Heiltsuk man, granddaughter reach settlement in human rights complaint against BMO

·3 min read
Maxwell Johnson on Thursday outside the branch of BMO in downtown Vancouver where he and his granddaughter were reported to police for alleged fraud and then put in handcuffs by attending officers. (Ben Nelms/CBC - image credit)
Maxwell Johnson on Thursday outside the branch of BMO in downtown Vancouver where he and his granddaughter were reported to police for alleged fraud and then put in handcuffs by attending officers. (Ben Nelms/CBC - image credit)

Speaking on the Vancouver sidewalk where he and his 12-year-old granddaughter were slapped in handcuffs over two years ago, Maxwell Johnson announced a financial settlement has been reached in their human rights complaint against the Bank of Montreal.

On Dec. 20, 2019, the two members of the Heiltsuk Nation in Bella Bella, B.C., tried to open a bank account at the BMO branch on Burrard Street when staff called 911 to report an alleged fraud after looking at the pair's identification documents, including their government-issued Indian status cards.

Attending officers from the Vancouver Police Department (VPD) put both Johnson and his granddaughter in handcuffs.

"It's been a long two years of litigation with BMO and I'm really happy we're coming to a conclusion. It's been a very hard two years, not only for myself, but for my granddaughter and son," said Johnson on Thursday.

The settlement includes an undisclosed monetary payment to Johnson and his granddaughter. Other terms include:

  • An apology ceremony in Bella Bella.

  • A work of art created by Johnson, an artist, gifted and put on display at the BMO Burrard Street branch with copies also displayed at BMO branches in Victoria, Campbell River, Nanaimo and Prince Rupert, where Heiltsuk members bank.

  • Territorial acknowledgement plaques installed at the above branches and possibly expanded across Canada.

  • BMO updating internal policies and procedures for how status cards are handled.

In a statement, BMO said it was pleased to have reached a settlement.

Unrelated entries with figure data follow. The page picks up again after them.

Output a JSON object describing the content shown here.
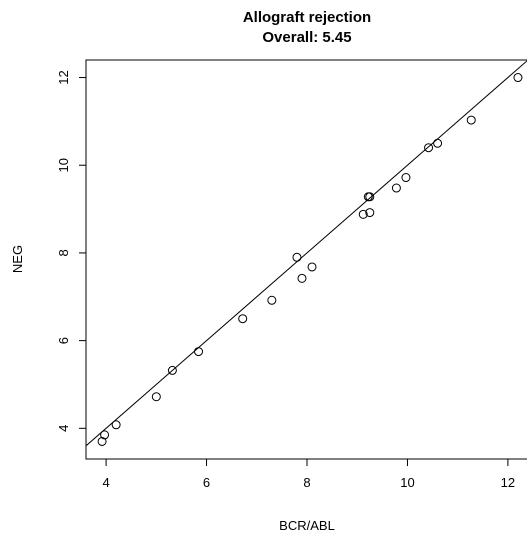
{
  "chart_data": {
    "type": "scatter",
    "title": "Allograft rejection",
    "subtitle": "Overall: 5.45",
    "xlabel": "BCR/ABL",
    "ylabel": "NEG",
    "xlim": [
      3.6,
      12.4
    ],
    "ylim": [
      3.3,
      12.4
    ],
    "xticks": [
      4,
      6,
      8,
      10,
      12
    ],
    "yticks": [
      4,
      6,
      8,
      10,
      12
    ],
    "grid": false,
    "reference_line": {
      "x": [
        3.5,
        12.5
      ],
      "y": [
        3.5,
        12.5
      ]
    },
    "series": [
      {
        "x": [
          3.92,
          3.97,
          4.2,
          5.0,
          5.32,
          5.84,
          6.72,
          7.3,
          7.8,
          7.9,
          8.1,
          9.12,
          9.22,
          9.25,
          9.25,
          9.78,
          9.97,
          10.42,
          10.6,
          11.27,
          12.2
        ],
        "y": [
          3.7,
          3.85,
          4.08,
          4.72,
          5.32,
          5.75,
          6.5,
          6.92,
          7.9,
          7.42,
          7.68,
          8.88,
          9.28,
          8.92,
          9.28,
          9.48,
          9.72,
          10.4,
          10.5,
          11.03,
          12.0
        ]
      }
    ]
  }
}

"This was an important step for BMO toward reconciliation and we hope that the Johnsons reach the resolution and closure they deserve."

Johnson said a washing ceremony helped him and his community come to a place of forgiveness with the bank.

"Part of our culture is to forgive," he said, "to show that we are working together to come to an agreement."

Heiltsuk Nation Chief Coun. Marilyn Slett said they are hoping for a similar resolution with the VPD.

"Max has extended to the officers an invitation to an apology ceremony in our community," she said. "They have not responded as of yet."

WATCH | Surveillance footage of Johnson and his granddaughter being put in handcuffs:

The VPD has apologized for handcuffing Johnson and his granddaughter. The two officers involved were suspended after a disciplinary decision said they committed misconduct in exposing the man and girl to "unnecessary trauma and fear" and "a serious perception of unfairness in their treatment at the hands of police."

Phone transcripts from Dec. 20, 2019, reveal that a BMO branch manager called 911 because she thought Johnson and his granddaughter were presenting fake identification cards.

The manager said she was also concerned about a large sum of money Johnson had in his account — funds he and all other Heiltsuk members received as a result of an Aboriginal rights settlement.

On Thursday, Johnson closed his bank accounts at BMO. He said he hopes the incident leads to change in corporations and governments, and a better understanding of Indigenous peoples.

"I don't think we have to prove who we are by carrying a status card," he said.

"Our people have been on the coast for 14,000 years — longer than the pyramids have been up. I just want people to be educated."